Some scenes from Game of Thrones are pretty hard to forget as well, but those are more for the shock value they brought or the satisfaction in some cases. The dragon fight in the Gotrek & Felix novels, and defence of Kislev for that matter. Then there is Logen Ninefingers duel in Abercrombies books, Druss' last stand in David Gemmels 'Legend'. List goes on.
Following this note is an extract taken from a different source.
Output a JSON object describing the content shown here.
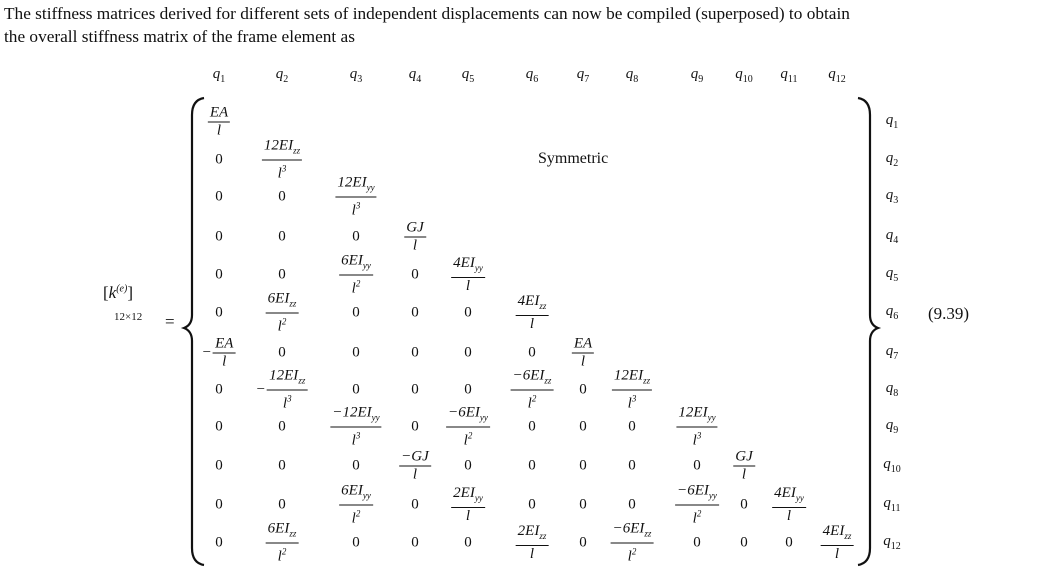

No idea how to go about writing a really memorable scene myself, taking the shock value route seems like the easy way out, though I had a scene like that planned for one of my stories, where the protagonists sister dies to poison during a feast. Mostly you just have to get people to feel emotion for the scenes and story to stick, though not all emotion is equal I think. Sad scenes stay with you longer than happy ones I believe, same with scenes where characters are being badasses stick longer than if they were barely scraping by.
Most my own scenes come out quite dull though, but I'll fix them in the second version.
 

Cambra

Minstrel
“Oh, my sweet summer child," Old Nan said quietly, "what do you know of fear?
Fear is for the winter, my little lord, when the snows fall a hundred feet
deep and the ice wind comes howling out of the north. Fear is for the long
night, when the sun hides its face for years at a time, and little children
are born and live and die all in darkness while the direwolves grow gaunt and
hungry, and the white walkers move through the woods”

The first para that gave me an entry into the world while creeping me out...
 
The epilogue to Samuel R. Delany's Stars in My Pocket Like Grains of Sand, which still stands for me as the best contemplation of morning ever put to paper.